First, interest rates begin to rise, which is what we’re seeing now, Puplava noted. Next, money velocity starts to increase, and prices continue to mount to the point where unease and financial duress begin to take hold.

At this point, the smart money — those closest to the exits — begin to gradually move out of the asset and into cash to get liquid. As this trend builds, it results in severe consequences for asset prices.

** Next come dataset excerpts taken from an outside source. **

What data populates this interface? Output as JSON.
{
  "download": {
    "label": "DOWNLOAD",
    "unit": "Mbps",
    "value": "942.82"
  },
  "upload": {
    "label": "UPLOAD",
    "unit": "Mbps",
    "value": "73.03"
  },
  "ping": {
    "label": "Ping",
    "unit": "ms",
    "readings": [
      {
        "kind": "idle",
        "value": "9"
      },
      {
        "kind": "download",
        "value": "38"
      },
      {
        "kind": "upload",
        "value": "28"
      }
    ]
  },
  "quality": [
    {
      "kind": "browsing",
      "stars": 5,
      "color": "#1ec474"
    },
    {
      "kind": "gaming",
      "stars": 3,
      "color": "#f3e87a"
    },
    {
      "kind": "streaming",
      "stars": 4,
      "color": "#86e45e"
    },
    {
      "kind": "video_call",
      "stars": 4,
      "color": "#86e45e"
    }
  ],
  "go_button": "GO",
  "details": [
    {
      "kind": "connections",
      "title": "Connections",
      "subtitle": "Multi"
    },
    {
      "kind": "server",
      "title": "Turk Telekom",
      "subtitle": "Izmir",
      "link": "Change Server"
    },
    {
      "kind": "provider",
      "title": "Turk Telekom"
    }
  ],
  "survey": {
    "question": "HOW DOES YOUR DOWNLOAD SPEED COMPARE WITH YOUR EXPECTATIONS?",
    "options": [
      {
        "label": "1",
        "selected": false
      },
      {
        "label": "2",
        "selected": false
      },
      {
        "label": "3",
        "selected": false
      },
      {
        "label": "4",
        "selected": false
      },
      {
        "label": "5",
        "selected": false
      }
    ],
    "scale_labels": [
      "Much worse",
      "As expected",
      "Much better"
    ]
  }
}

Eventually, there’s a realization that the bubble isn’t sustainable. From here, what was a gradual exit transforms into a selling stampede. There is usually an event — an overleveraged player that goes belly up — that takes place toward the end that precipitates a crisis.

“That’s the thing about the bear market,” Puplava said. “A bull market climbs a gradual step. … Bear markets happen rapidly, and the declines are swift. All of sudden, greed turns to panic, which turns to revulsion.”

Where Are We Now?

These are the conditions we’re seeing develop in the index funds and index ETFs right now, Puplava stated, and this is the epicenter of the current bubble. He thinks we’ll enter into the final stages at the end of this year or the beginning of next year.

This move toward passive investing in the form of an index ETF or an index mutual fund is generating the same behavior we’ve see in past bubbles.

“It’s being driven by computers,” Puplava said. “No thought is given to what is bought or sold. It’s the downfall of human psychology.”

Right now, it is estimated that $800 billion will flow into index ETFs this year, up 60 percent from the previous year, and next year it’s estimated we will top over $1 trillion.

As we’ve seen in every crisis, the implosion of margin debt eventually brings this to an end. As this happens, it accelerates the stampede out of the bubble asset. That’s how every cycle always ends.

Echoing Ray Dalio’s recent comments, Puplava, who has been managing money for over 30 years, ended by saying, “Right now, we’re still dancing.” However, as we move into the final phase of the bubble, Puplava intends to take profits, raise cash, and take advantage of potentially cheaper prices once the tide turns.